2009 | Fais-moi plaisir

6/10
Camping

2006 | Camping

1 de agosto. Como todos los años el camping de « Les Flots Bleus” abre sus puertas a los veraneantes. Como todos los años, a orillas del Atlántico vuelven a reunirse los de siempre. Colchones hinchables, latas, barbacoas, Ricard et Shogun (la discoteca)... Qué gusto andar en chanclas!
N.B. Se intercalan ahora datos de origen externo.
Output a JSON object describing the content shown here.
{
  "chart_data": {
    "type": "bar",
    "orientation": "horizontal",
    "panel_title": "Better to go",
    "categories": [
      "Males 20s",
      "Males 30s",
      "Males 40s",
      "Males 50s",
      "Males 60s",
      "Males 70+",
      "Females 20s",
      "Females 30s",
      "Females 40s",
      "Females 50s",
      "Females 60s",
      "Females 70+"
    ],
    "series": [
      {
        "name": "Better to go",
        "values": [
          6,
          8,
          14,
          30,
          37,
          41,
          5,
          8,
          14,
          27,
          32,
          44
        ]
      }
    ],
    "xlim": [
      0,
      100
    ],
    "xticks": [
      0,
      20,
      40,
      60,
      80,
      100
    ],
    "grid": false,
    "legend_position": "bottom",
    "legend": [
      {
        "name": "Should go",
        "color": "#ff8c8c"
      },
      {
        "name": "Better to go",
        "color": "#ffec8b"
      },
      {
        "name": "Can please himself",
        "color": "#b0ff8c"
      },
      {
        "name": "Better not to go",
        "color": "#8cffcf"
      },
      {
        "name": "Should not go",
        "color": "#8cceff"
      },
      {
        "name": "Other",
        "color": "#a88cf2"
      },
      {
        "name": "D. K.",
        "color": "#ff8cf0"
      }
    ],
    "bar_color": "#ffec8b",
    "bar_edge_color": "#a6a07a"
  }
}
Pero algo raro está pasando este año. Patrick Chirac - el play-boy de Dijon – sigue esperando a que llegue su mujer, los Gatineau viven en tiendas separadas y los Pic ya no están en el número 17... Michel Saint-Josse, un cirujano plástico de Paris, viaja con su hija a Marsella en el Aston Martin de James Bond que acaba de comprarse. Se masca la tragedia… Falla el coche y como no encuentran alojamiento alguno, Michel Saint-Josse aterriza en el Camping Les Flots Bleus, en la tienda Marechal para seis personas de Patrick Chirac. Solo y desamparado en medio de las salchichas, los cubiertos de plástico, el atún con tomate, las duchas colectivas, el Cola Cao y las carreras de patos, Michel Jossé no tendrá más remedio que compartir los problemas existenciales de una raza desconocida hasta entonces : la de los camperos.